Ci moviamo sempre nell’ambito dell’equità fiscale, in cui va anche collocata la misura, già tradotta in legge l’anno scorso, che prevede, nel calcolo delle plusvalenze realizzate in caso di vendita degli immobili abitativi entro dieci anni dal loro acquisto o costruzione, di assumere il valore di costo senza considerare le spese di ristrutturazione che hanno goduto dei bonus 110% e simili. L’equità non sarebbe rispettata se nel valore di costo da porre a confronto col prezzo di vendita fossero comprese anche quelle spese, con riduzione della plusvalenza tassabile, che non sono state sostenute dal contribuente ma in sostanza portate a carico dello Stato.
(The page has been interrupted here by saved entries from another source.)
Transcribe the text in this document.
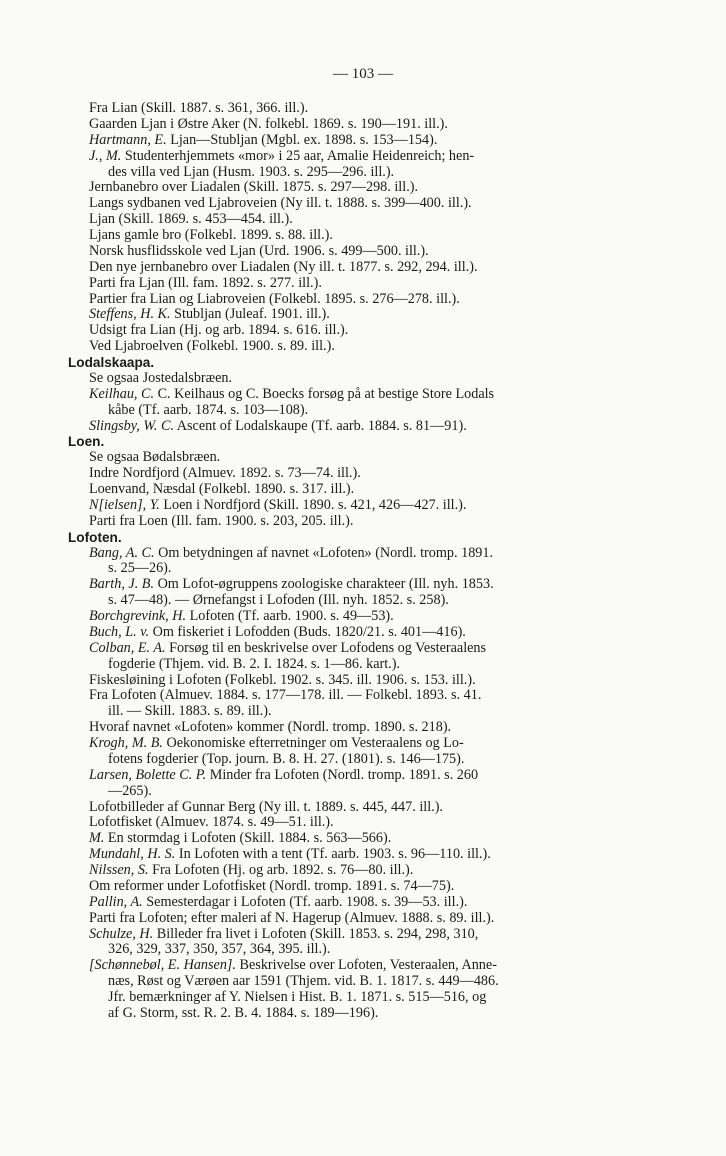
— 103 —
Fra Lian (Skill. 1887. s. 361, 366. ill.).
Gaarden Ljan i Østre Aker (N. folkebl. 1869. s. 190—191. ill.).
Hartmann, E. Ljan—Stubljan (Mgbl. ex. 1898. s. 153—154).
J., M. Studenterhjemmets «mor» i 25 aar, Amalie Heidenreich; hen-
des villa ved Ljan (Husm. 1903. s. 295—296. ill.).
Jernbanebro over Liadalen (Skill. 1875. s. 297—298. ill.).
Langs sydbanen ved Ljabroveien (Ny ill. t. 1888. s. 399—400. ill.).
Ljan (Skill. 1869. s. 453—454. ill.).
Ljans gamle bro (Folkebl. 1899. s. 88. ill.).
Norsk husflidsskole ved Ljan (Urd. 1906. s. 499—500. ill.).
Den nye jernbanebro over Liadalen (Ny ill. t. 1877. s. 292, 294. ill.).
Parti fra Ljan (Ill. fam. 1892. s. 277. ill.).
Partier fra Lian og Liabroveien (Folkebl. 1895. s. 276—278. ill.).
Steffens, H. K. Stubljan (Juleaf. 1901. ill.).
Udsigt fra Lian (Hj. og arb. 1894. s. 616. ill.).
Ved Ljabroelven (Folkebl. 1900. s. 89. ill.).
Lodalskaapa.
Se ogsaa Jostedalsbræen.
Keilhau, C. C. Keilhaus og C. Boecks forsøg på at bestige Store Lodals
kåbe (Tf. aarb. 1874. s. 103—108).
Slingsby, W. C. Ascent of Lodalskaupe (Tf. aarb. 1884. s. 81—91).
Loen.
Se ogsaa Bødalsbræen.
Indre Nordfjord (Almuev. 1892. s. 73—74. ill.).
Loenvand, Næsdal (Folkebl. 1890. s. 317. ill.).
N[ielsen], Y. Loen i Nordfjord (Skill. 1890. s. 421, 426—427. ill.).
Parti fra Loen (Ill. fam. 1900. s. 203, 205. ill.).
Lofoten.
Bang, A. C. Om betydningen af navnet «Lofoten» (Nordl. tromp. 1891.
s. 25—26).
Barth, J. B. Om Lofot-øgruppens zoologiske charakteer (Ill. nyh. 1853.
s. 47—48). — Ørnefangst i Lofoden (Ill. nyh. 1852. s. 258).
Borchgrevink, H. Lofoten (Tf. aarb. 1900. s. 49—53).
Buch, L. v. Om fiskeriet i Lofodden (Buds. 1820/21. s. 401—416).
Colban, E. A. Forsøg til en beskrivelse over Lofodens og Vesteraalens
fogderie (Thjem. vid. B. 2. I. 1824. s. 1—86. kart.).
Fiskesløining i Lofoten (Folkebl. 1902. s. 345. ill. 1906. s. 153. ill.).
Fra Lofoten (Almuev. 1884. s. 177—178. ill. — Folkebl. 1893. s. 41.
ill. — Skill. 1883. s. 89. ill.).
Hvoraf navnet «Lofoten» kommer (Nordl. tromp. 1890. s. 218).
Krogh, M. B. Oekonomiske efterretninger om Vesteraalens og Lo-
fotens fogderier (Top. journ. B. 8. H. 27. (1801). s. 146—175).
Larsen, Bolette C. P. Minder fra Lofoten (Nordl. tromp. 1891. s. 260
—265).
Lofotbilleder af Gunnar Berg (Ny ill. t. 1889. s. 445, 447. ill.).
Lofotfisket (Almuev. 1874. s. 49—51. ill.).
M. En stormdag i Lofoten (Skill. 1884. s. 563—566).
Mundahl, H. S. In Lofoten with a tent (Tf. aarb. 1903. s. 96—110. ill.).
Nilssen, S. Fra Lofoten (Hj. og arb. 1892. s. 76—80. ill.).
Om reformer under Lofotfisket (Nordl. tromp. 1891. s. 74—75).
Pallin, A. Semesterdagar i Lofoten (Tf. aarb. 1908. s. 39—53. ill.).
Parti fra Lofoten; efter maleri af N. Hagerup (Almuev. 1888. s. 89. ill.).
Schulze, H. Billeder fra livet i Lofoten (Skill. 1853. s. 294, 298, 310,
326, 329, 337, 350, 357, 364, 395. ill.).
[Schønnebøl, E. Hansen]. Beskrivelse over Lofoten, Vesteraalen, Anne-
næs, Røst og Værøen aar 1591 (Thjem. vid. B. 1. 1817. s. 449—486.
Jfr. bemærkninger af Y. Nielsen i Hist. B. 1. 1871. s. 515—516, og
af G. Storm, sst. R. 2. B. 4. 1884. s. 189—196).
In conclusione, occorre evitare di confondere la nuova tassazione con iniziative che tendono a recuperare evasione fiscale che si verifica qualora le case siano accatastate erroneamente, ovvero non siano stati dichiarati i mutamenti che incidono sulla classificazione catastale. Tendono, invece, ad escludere ingiusti arricchimenti (nei limiti delle spese coperte dai bonus casa) se non vengono tassate le plusvalenze realizzate su immobili ristrutturati a spese della collettività.

Gli altri contribuenti hanno o no motivo di lamentarsi se si consentisse di sfuggire ad una giusta tassazione dovuta all’evasione fiscale per omessa dichiarazione (catastale) dell’esistenza delle case o dei mutamenti dovuti alle ristrutturazioni, agevolate o no che siano? Ed ancora se si permettesse un calcolo delle plusvalenze portando a decremento anche le spese sostenute ma coperte da bonus fiscali?